Basic Optimization Example#
This GAUSS optimization example demonstrates the minimization of a quadratic function as outlined in Luenberger’s “Linear and Nonlinear Programming.”
Code for optimization#
The example:
Creates a data matrix.
Defines an objective function that takes 4 inputs.
new;
cls;
// Make optmt library available
library optmt;
// Create data needed by objective procedure
omega = { 0.78 -0.02 -0.12 -0.14,
-0.02 0.86 -0.04 0.06,
-0.12 -0.04 0.72 -0.08,
-0.14 0.06 -0.08 0.74 };
b = { 0.76, 0.08, 1.12, 0.68 };
// Objective procedure with 4 inputs:
// i. x - The parameter vector
// ii-iii.
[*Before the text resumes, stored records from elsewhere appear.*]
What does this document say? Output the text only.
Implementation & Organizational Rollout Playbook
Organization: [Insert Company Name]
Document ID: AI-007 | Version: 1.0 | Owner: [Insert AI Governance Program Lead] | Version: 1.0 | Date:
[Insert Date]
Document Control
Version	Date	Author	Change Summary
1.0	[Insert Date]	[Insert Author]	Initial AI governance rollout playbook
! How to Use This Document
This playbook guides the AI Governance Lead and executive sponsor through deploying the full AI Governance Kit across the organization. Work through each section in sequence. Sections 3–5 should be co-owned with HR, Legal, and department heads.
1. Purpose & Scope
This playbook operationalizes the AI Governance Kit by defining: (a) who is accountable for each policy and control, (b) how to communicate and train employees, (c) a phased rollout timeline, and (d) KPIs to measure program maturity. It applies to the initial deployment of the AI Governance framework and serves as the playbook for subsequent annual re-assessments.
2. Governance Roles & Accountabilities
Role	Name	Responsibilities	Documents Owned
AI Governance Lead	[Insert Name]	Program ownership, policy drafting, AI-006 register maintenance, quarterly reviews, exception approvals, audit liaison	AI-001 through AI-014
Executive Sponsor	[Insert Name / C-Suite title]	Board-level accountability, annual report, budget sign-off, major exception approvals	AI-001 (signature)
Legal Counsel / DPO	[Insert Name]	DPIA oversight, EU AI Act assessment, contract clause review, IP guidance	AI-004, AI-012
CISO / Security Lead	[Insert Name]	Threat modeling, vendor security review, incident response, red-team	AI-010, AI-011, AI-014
Q and b - Extra data needed by the objective procedure
// ii. ind - The indicator vector
proc qfct(x, omega, b, ind);
// Declare 'mm' to be a modelResults
// struct local to this procedure, 'qfct'
struct modelResults mm;
// If the first element of the indicator
// vector is non-zero, compute function value
// and assign it to the 'function' member
// of the modelResults struct
if ind[1];
mm.function = 0.5*x'*omega*x - x'b;
endif;
// Return modelResults struct
retp(mm);
endp;
// Starting parameter values
x_strt = { 1, 1, 1, 1 };
// Declare 'out' to be a optmtResults struct
// to hold the results from the optimization
struct optmtResults out;
// Minimize objective function
out = optmt(&qfct, x_strt, omega, b);
// Print output to the screen
call optmtPrt(out);
The code prints results to the Command Window.
Results#
Convergence details#
The first portion of the results provide details about convergence and performance.
Return code = 0
Function value = -2.17466
Convergence : normal convergence
These results indicate that the optimization converged normally, with a return code of 0. Any return Code other than 0 would indicate some issue with the convergence. The exact meaning of the return code can be found in the optmt()
documentation.
Parameter estimates#
The next section of the results reports the parameter estimates and the associated gradients.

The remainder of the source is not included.